Der Roboter hat sich in der ersten ausgelieferten Anlage bestens bewährt, sodass ThermProTEC das Einsatzgebiet der HIWIN-Roboter ausgedehnt hat: In der zweiten von dem Unternehmen realisierten und Ende 2018 ausgelieferten Anlage legen bereits zwei dieser Helferlein Schellen in eine Pressstation ein. Zusätzlich arbeitet ein weiterer RA605-710-SL in einer Messzelle. Auch bei dieser Anwendung kooperiert der Roboter mit einer 2D-Smart-Kamera vom Typ Inspector PIM 60. Doch dieses Mal ist die Kamera auf dem Flansch des Roboters montiert. Zusätzlich befindet sich dort ein Abstandssensor. Mit Hilfe des Trios wird an neun Positionen innerhalb von 15 Sekunden eine 3D-Vermessung des Stabilisators durchgeführt.

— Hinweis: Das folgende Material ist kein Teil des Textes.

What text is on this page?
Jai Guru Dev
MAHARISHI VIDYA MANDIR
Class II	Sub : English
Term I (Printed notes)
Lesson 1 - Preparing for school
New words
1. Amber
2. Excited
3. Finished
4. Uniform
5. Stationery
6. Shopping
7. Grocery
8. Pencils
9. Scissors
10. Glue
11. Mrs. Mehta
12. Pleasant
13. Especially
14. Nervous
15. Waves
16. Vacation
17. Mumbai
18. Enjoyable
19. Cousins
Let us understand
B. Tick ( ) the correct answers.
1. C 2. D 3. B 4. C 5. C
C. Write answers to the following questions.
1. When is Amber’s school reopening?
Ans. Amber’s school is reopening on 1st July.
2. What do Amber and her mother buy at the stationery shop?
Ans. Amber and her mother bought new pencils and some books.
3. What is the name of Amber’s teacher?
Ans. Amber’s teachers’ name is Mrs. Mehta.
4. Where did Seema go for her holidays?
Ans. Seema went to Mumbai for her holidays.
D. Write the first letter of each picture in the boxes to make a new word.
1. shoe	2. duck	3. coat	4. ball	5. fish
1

Der RA605-710-SL bringt auch für Aufgaben dieser Art die besten Voraussetzungen mit: Durch seine hohe Wiederholgenauigkeit von +/-0,02 mm eignet er sich neben dem reinen Handling von Kleinteilen auch für Anwendungen wie Montieren, Entgraten und Polieren oder eben für die Qualitätssicherung, wie Gaus bestätigt: „Wegen der hohen Wiederholgenauigkeit konnten wir eine absolute Gesamtmessgenauigkeit der Messzelle von 0,05 mm erreichen.“

Ausblick: Mehr HIWIN-Roboter

Damit hat sich der HIWIN-Roboter auch in dieser Anwendung bewährt, sodass der Geschäftsführer bereits weitere Einsatzmöglichkeiten, wie das bisher manuell durchgeführte Einlegen der Gummirohlinge in Werkzeugnester, in Betracht zieht. „Wir müssen aber jedes Mal tagesaktuell und anwendungsspezifisch abwägen, ob sich die Roboterlösung letztendlich wirtschaftlich lohnt. Generell werden wir zukünftig aber sicher noch mehr HIWIN-Roboter in unseren Anlagen verbauen“, blickt Gaus optimistisch in die Zukunft.